Intel Corporation is rising again on Wall Street, but it’s still trying to catch up with its main chip rival Advanced Micro Devices.
Intel’s shares are up 46.39% over the past twelve months compared to 154.29% of AMD.
Intel is the largest U.S. chipmaker, about ten times the size of Intel in terms of revenue.
Last week, the chipmaker reported adjusted EPS of $1.52 for the fourth quarter, up from $1.28 a year earlier. Sales gained 8% to $20.21 billion.
Sales gains extended across almost every product line, including the company’s traditional market segment, which makes chips that power personal computers, confirming a recovery in the chip industry.
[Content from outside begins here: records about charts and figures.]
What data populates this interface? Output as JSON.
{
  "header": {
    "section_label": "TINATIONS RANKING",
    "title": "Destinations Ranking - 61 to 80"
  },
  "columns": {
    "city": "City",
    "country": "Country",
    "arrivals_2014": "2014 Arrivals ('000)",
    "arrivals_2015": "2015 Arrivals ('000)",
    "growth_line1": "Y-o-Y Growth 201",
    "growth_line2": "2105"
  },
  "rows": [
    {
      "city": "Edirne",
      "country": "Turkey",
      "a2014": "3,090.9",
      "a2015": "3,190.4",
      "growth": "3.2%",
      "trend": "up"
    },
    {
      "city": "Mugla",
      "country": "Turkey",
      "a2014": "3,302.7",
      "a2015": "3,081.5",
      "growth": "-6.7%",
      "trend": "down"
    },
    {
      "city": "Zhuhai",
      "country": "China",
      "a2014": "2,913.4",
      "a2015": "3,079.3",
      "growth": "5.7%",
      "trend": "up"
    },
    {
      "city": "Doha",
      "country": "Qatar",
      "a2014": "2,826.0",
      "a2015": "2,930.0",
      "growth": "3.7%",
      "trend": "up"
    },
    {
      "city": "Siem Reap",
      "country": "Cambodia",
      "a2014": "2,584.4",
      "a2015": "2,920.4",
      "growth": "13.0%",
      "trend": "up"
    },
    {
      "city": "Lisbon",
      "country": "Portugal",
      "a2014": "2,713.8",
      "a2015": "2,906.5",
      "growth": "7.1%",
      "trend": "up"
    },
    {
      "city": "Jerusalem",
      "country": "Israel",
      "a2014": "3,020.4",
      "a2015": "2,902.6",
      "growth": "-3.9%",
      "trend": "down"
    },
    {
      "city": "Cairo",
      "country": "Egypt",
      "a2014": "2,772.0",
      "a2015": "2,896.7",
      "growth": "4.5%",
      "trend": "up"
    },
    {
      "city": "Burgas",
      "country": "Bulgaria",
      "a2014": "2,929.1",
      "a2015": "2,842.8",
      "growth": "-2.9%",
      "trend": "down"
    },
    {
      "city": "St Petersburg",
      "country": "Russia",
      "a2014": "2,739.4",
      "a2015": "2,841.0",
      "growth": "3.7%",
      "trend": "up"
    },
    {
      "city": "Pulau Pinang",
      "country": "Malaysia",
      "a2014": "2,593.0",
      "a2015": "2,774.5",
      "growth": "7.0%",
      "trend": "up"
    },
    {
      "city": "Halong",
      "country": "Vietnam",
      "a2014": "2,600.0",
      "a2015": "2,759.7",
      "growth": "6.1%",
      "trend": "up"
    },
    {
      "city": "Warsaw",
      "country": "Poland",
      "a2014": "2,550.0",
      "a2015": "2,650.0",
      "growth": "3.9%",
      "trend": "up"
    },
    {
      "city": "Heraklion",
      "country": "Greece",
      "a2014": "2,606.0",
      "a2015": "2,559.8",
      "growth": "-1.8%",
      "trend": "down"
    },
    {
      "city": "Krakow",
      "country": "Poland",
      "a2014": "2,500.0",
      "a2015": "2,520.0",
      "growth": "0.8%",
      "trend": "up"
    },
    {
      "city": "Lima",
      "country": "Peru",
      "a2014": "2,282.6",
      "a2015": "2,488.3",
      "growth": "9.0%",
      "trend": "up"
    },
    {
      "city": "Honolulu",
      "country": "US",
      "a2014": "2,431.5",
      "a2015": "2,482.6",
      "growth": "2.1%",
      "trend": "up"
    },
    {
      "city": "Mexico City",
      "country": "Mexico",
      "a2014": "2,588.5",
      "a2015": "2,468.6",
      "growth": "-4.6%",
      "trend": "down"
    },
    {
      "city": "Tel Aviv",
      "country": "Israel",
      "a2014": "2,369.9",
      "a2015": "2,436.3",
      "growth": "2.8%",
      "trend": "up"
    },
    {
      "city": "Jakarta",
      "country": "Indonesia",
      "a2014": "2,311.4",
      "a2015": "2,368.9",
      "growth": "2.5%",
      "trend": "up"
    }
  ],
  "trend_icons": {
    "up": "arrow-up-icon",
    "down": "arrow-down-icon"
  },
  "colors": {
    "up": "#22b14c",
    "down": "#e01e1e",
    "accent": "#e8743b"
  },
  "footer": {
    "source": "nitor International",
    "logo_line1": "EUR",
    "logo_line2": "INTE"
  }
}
“Intel’s 4Q earnings report addresses the market’s concerns that the recovery in chip demand had been faltering,” says Haris Anwar, an analyst at financial markets platform Investing.com. “The largest chip producer in the U.S., not only beat expectations for the last quarter but also produced firm guidance for this coming year.”
Intel’s strong report further confirms that the company’s restructuring plan that began a few years ago is working. That’s especially the case for its cloud-computing industry, which has been experienced substantial growth in recent years.
“The report also shows its products which cloud-computing vendors use to build up big data centers, are in great demand and contributing strongly to the bottom line,” adds Anwar
“For Intel investors, this is very encouraging news as these chips offer high margins and justify the huge spending that Intel is making to meet this growing segment of the market.”
Intel’s gross margins have declined slightly in recent years, but they remain close to 60%, compared to AMD’s gross margins, which are closer to 40%. And it’s still trading at a 14 Forward PE multiple, compared to 47 forward P.E. multiple for AMD.
A low valuation makes it a better investment than AMD for conservative investors, who can collect the company’s generous dividend while waiting for its restructuring plan to fuel its next growth stage.